Quand on fait des recherches sur cette époque, on s’aperçoit que le terrorisme était plus répandu: il y avait des prises d’otages, des détournements, des assassinats. On avait les Brigades rouges, Carlos, Baader, l’OLP qui étaient aidés par la Stasi et le KGB. Les services secrets excitaient ces groupes. C’est une petite ironie pour commencer le film, pour dire aux gens que pas grand chose n'a changé. La seule différence est que le terrorisme n’était pas suicidaire à l’époque.
L'Intervention
L'Intervention © Copyright SND

Vous avez mis dix ans pour mener à bien ce projet. Est-ce que les attentats ont eu une influence sur le film?

Non. Et en même temps, on est dans une époque très différente. Comme il s’agit d’un mouvement indépendantiste, j’avais interdit sur le plateau à qui que ce soit de parler des preneurs d’otages en utilisant le mot “terroriste”. On disait "freedom fighters", indépendantistes. Je n’avais pas envie de faire des méchants hyper méchants. En faisant des recherches, on se rendait compte que ce n’était du tout le plan qu’avaient les kidnappeurs. Ils se sont retrouvés complètement dépassés par les événements qu’ils avaient enclenchés.

Quelle a été la réaction des anciens otages et des anciens agents?

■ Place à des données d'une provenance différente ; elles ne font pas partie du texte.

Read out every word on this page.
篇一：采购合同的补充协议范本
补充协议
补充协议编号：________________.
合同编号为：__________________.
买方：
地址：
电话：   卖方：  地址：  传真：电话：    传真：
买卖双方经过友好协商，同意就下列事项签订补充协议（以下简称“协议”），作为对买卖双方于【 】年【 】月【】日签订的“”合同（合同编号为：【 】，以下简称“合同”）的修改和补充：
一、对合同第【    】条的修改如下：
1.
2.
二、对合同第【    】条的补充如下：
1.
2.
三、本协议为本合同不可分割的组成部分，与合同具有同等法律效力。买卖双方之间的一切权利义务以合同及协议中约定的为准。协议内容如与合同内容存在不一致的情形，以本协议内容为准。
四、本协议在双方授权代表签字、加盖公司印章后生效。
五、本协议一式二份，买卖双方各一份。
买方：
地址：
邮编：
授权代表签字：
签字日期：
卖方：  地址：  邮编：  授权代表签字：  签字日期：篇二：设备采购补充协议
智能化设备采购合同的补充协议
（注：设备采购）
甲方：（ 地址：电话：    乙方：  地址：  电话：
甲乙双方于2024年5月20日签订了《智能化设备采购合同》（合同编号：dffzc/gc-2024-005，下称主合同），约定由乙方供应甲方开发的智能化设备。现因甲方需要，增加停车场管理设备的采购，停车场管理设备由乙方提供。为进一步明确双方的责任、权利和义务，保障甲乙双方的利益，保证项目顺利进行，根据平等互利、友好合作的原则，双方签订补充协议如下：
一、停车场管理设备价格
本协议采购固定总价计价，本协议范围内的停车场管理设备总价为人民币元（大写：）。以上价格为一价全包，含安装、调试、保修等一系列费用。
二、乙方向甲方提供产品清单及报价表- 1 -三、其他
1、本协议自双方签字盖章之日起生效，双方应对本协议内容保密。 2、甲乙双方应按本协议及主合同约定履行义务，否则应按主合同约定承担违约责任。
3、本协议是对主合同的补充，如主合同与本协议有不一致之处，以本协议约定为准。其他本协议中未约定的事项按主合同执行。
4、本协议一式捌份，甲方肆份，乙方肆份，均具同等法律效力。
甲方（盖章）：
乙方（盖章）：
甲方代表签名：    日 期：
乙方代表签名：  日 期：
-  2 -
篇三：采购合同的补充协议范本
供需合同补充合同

J’ai montré le film aux anciens otages et à des gens du GIGN qui n’étaient pas sur cette intervention-là. Ils étaient très contents. Pour les otages, ça a été difficile. La plupart m’a remercié. Certains m’ont dit que c’était trop compliqué pour eux de revoir ça. Il y a une ancienne otage qui s’est évanouie à la sortie du film. Globalement, la plupart m’ont remercié. Ils ont été reçus par Emmanuel Macron au mois de septembre. Ils attendent pour savoir s’ils pourront être reconnus comme victimes du terrorisme puisque la loi sur les victimes du terrorisme ne couvre que les attentats après 1982. C’est la première prise d’otage d’enfants de l’histoire. Qu’on ne les reconnaisse pas comme des victimes du terrorisme est aberrant. Je ne les ai pas contactés pendant l’écriture. Ils m’ont contacté pendant le montage. Ils ont su que le film se faisait et c’est là que j’ai su qu’ils n’avaient jamais été reconnus par l’État et j’ai changé la fin du film. J’espère que le film les aidera. Ce serait la moindre des choses de la part de l’État de reconnaître ces gens pour ce qu’ils ont vécu.